Il bambino si stendeva per terra e la sua agonia si curvava
(F.G. Lorca)
Un bambino si stende a terra. Tende allo spasimo il corpo, piega gli arti per raggiungerla; vuole sentire con la faccia il caloroso dolore; la sua agonia (per metonimia) si curva.
In poesia l’atto mentale e l’atto fisico sono imprescindibilmente legati. Non si può pensare se non si sente. Non c’è dimensione più fisica, linguaggio più sensuale e tattile di quello poetico. Nasce da questo; dal contatto – faccia sulla terra – per assorbire la realtà e l’irrealtà. Le cose del mondo vanno, hanno percorsi precisi o imprecisi, traiettorie di afa, indifferentemente da questo contatto. Ma come può questa indifferenza del mondo sminuire la sua necessità?

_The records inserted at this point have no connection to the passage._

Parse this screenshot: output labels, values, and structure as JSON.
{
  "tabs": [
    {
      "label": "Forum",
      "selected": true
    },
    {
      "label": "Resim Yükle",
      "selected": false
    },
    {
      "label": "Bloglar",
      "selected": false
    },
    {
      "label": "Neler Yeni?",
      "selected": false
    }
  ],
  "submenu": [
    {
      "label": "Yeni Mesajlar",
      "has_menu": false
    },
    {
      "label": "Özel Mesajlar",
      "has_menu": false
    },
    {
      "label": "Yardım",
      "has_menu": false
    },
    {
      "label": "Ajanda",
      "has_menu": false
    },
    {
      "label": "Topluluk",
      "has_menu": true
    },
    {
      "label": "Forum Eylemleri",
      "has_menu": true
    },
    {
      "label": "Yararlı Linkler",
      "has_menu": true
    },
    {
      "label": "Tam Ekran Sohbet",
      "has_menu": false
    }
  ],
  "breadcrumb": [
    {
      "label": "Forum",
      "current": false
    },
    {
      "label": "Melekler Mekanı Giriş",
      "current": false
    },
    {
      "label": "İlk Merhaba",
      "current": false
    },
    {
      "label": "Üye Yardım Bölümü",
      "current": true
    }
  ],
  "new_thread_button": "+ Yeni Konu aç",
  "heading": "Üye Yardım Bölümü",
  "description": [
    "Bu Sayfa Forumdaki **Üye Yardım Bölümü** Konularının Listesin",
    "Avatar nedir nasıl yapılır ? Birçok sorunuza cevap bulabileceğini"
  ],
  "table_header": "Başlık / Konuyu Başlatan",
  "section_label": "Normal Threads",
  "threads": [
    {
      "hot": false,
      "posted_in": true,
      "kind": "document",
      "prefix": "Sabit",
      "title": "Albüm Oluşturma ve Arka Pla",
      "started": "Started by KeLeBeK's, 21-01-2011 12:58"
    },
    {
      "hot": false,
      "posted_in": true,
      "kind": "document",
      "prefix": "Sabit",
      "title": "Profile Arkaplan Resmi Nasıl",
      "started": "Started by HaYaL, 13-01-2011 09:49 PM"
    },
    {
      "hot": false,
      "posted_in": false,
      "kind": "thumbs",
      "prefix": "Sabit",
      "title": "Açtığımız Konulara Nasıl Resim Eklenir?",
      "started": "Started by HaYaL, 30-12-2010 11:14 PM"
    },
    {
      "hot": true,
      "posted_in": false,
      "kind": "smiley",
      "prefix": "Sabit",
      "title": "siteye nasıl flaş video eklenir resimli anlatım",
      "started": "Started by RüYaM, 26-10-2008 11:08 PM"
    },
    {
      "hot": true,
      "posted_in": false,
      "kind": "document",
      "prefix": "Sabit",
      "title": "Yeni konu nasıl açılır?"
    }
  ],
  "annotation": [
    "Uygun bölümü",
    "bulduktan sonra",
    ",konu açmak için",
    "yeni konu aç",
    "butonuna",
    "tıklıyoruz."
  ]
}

L’uomo si stende sul dorso del mondo, come un navajo che ascolti l’arrivo della guerra. Mentre pensa che sta arrivando, la sua mente costruisce l’immagine. Ne nasce una dipendenza che lo isola dal contesto della guerra. Il suo sforzo è rompere quell’isolamento ma senza disperderlo: deve comunicare, spalancare gli occhi verso l’esterno, ma non aprirli completamente. Perderebbe il sogno. Eyes wide shut.
Ecco l’esilio. Necessario. E comunque inevitabile.